И подхватили крепкие молодые люди профессора и понесли, потому что сам он от изумления не смог бы сделать ни одного шага и оставалось ему только перебирать по цементному полу ногами. Мелькнуло перед ним лицо доцента Ниязова с отвисшей челюстью.
— Анвар Ибрагимович! — слабо вскрикнул профессор, как будто бы прося защиты, но в тот же миг скрылось лицо доцента.
А со всех сторон вперились в него жадно-любопытные взгляды, и под этими взглядами корчилась его душа и ныла. Останавливались люди и глазели, и это было самое ужасное. «Террористы!!!» — наконец хоть что-то смог сообразить Всеволод Петрович, но сейчас же и понял, что глупо. Какие террористы в городе Благове! Что им здесь делать! Хотя...

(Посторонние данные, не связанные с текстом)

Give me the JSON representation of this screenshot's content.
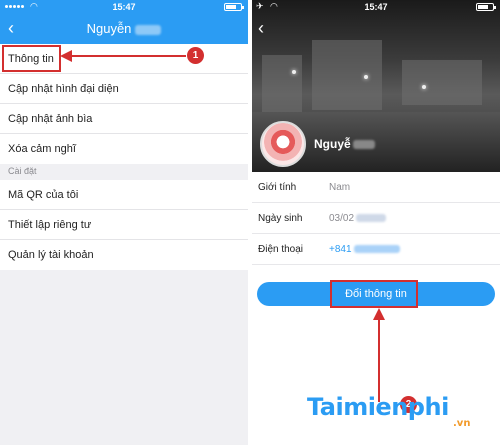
{
  "left": {
    "status": {
      "time": "15:47"
    },
    "nav": {
      "back_icon": "chevron-left-icon",
      "title": "Nguyễn"
    },
    "menu_primary": [
      {
        "label": "Thông tin"
      },
      {
        "label": "Cập nhật hình đại diện"
      },
      {
        "label": "Cập nhật ảnh bìa"
      },
      {
        "label": "Xóa cảm nghĩ"
      }
    ],
    "section_label": "Cài đặt",
    "menu_settings": [
      {
        "label": "Mã QR của tôi"
      },
      {
        "label": "Thiết lập riêng tư"
      },
      {
        "label": "Quản lý tài khoản"
      }
    ],
    "step_badge": "1"
  },
  "right": {
    "status": {
      "time": "15:47"
    },
    "profile_name": "Nguyễ",
    "info": [
      {
        "label": "Giới tính",
        "value": "Nam"
      },
      {
        "label": "Ngày sinh",
        "value": "03/02"
      },
      {
        "label": "Điện thoại",
        "value": "+841"
      }
    ],
    "action_button": "Đổi thông tin",
    "step_badge": "2"
  },
  "watermark": {
    "main": "Taimienphi",
    "suffix": ".vn"
  },
  "colors": {
    "accent": "#2b9cf3",
    "highlight": "#d32f2f",
    "watermark_suffix": "#f29b2c"
  }
}
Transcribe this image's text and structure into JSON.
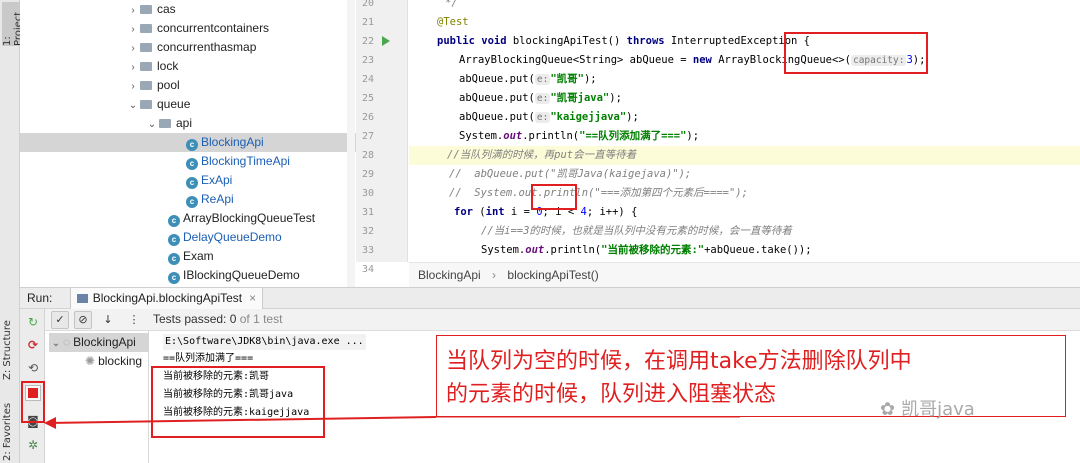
{
  "side_tabs": {
    "project": "1: Project",
    "structure": "Z: Structure",
    "favorites": "2: Favorites"
  },
  "project_tree": [
    {
      "label": "cas",
      "kind": "folder",
      "expanded": false
    },
    {
      "label": "concurrentcontainers",
      "kind": "folder",
      "expanded": false
    },
    {
      "label": "concurrenthasmap",
      "kind": "folder",
      "expanded": false
    },
    {
      "label": "lock",
      "kind": "folder",
      "expanded": false
    },
    {
      "label": "pool",
      "kind": "folder",
      "expanded": false
    },
    {
      "label": "queue",
      "kind": "folder",
      "expanded": true
    },
    {
      "label": "api",
      "kind": "folder",
      "expanded": true
    },
    {
      "label": "BlockingApi",
      "kind": "class",
      "selected": true
    },
    {
      "label": "BlockingTimeApi",
      "kind": "class"
    },
    {
      "label": "ExApi",
      "kind": "class"
    },
    {
      "label": "ReApi",
      "kind": "class"
    },
    {
      "label": "ArrayBlockingQueueTest",
      "kind": "class"
    },
    {
      "label": "DelayQueueDemo",
      "kind": "class"
    },
    {
      "label": "Exam",
      "kind": "class"
    },
    {
      "label": "IBlockingQueueDemo",
      "kind": "class"
    }
  ],
  "line_numbers": [
    "20",
    "21",
    "22",
    "23",
    "24",
    "25",
    "26",
    "27",
    "28",
    "29",
    "30",
    "31",
    "32",
    "33",
    "34"
  ],
  "code_text": {
    "l20": "*/",
    "l21": "@Test",
    "l22_a": "public void ",
    "l22_b": "blockingApiTest() ",
    "l22_c": "throws ",
    "l22_d": "InterruptedException {",
    "l23_a": "ArrayBlockingQueue<String> abQueue = ",
    "l23_b": "new ",
    "l23_c": "ArrayBlockingQueue<>(",
    "l23_hint": "capacity:",
    "l23_num": "3",
    "l23_end": ");",
    "l24_a": "abQueue.put(",
    "l24_hint": "e:",
    "l24_str": "\"凯哥\"",
    "l24_end": ");",
    "l25_a": "abQueue.put(",
    "l25_hint": "e:",
    "l25_str": "\"凯哥java\"",
    "l25_end": ");",
    "l26_a": "abQueue.put(",
    "l26_hint": "e:",
    "l26_str": "\"kaigejjava\"",
    "l26_end": ");",
    "l27_a": "System.",
    "l27_fld": "out",
    "l27_b": ".println(",
    "l27_str": "\"==队列添加满了===\"",
    "l27_end": ");",
    "l28": "//当队列满的时候，再put会一直等待着",
    "l29": "//  abQueue.put(\"凯哥Java(kaigejava)\");",
    "l30": "//  System.out.println(\"===添加第四个元素后====\");",
    "l31_kw": "for ",
    "l31_a": "(",
    "l31_kw2": "int ",
    "l31_b": "i = ",
    "l31_n0": "0",
    "l31_c": "; i < ",
    "l31_n4": "4",
    "l31_d": "; i++) {",
    "l32": "//当i==3的时候，也就是当队列中没有元素的时候，会一直等待着",
    "l33_a": "System.",
    "l33_fld": "out",
    "l33_b": ".println(",
    "l33_str": "\"当前被移除的元素:\"",
    "l33_end": "+abQueue.take());",
    "l34": "}"
  },
  "breadcrumb": {
    "class": "BlockingApi",
    "sep": "›",
    "method": "blockingApiTest()"
  },
  "run": {
    "label": "Run:",
    "config": "BlockingApi.blockingApiTest",
    "close": "×"
  },
  "tests": {
    "status_prefix": "Tests passed: ",
    "passed": "0",
    "of_total": "of 1 test"
  },
  "test_tree": {
    "root": "BlockingApi",
    "child": "blocking"
  },
  "console": {
    "cmd": "E:\\Software\\JDK8\\bin\\java.exe ...",
    "lines": [
      "==队列添加满了===",
      "当前被移除的元素:凯哥",
      "当前被移除的元素:凯哥java",
      "当前被移除的元素:kaigejjava"
    ]
  },
  "annotation": {
    "line1": "当队列为空的时候，在调用take方法删除队列中",
    "line2": "的元素的时候，队列进入阻塞状态"
  },
  "watermark": "凯哥java",
  "colors": {
    "accent_red": "#e02020",
    "class_icon": "#3d8fb8",
    "keyword": "#000080",
    "string": "#008000"
  }
}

— Постойте! — попытался он упереться ногами в пол, приостановить свой вынужденный полет.
Приостановился и шедший чуть впереди и сбоку мужчина, очевидно главный среди них, и глянул скучающими глазами.
— В чем дело? — спросил он строго.
Однако приостановка, замешательство секундное, словно бы обрушило на голову Всеволода Петровича царившее в зале любопытное изумление, предметом которого сам он являлся. Лица любопытствующих граждан двоились, множились.
— Поймали! — сказал кто-то удовлетворенно.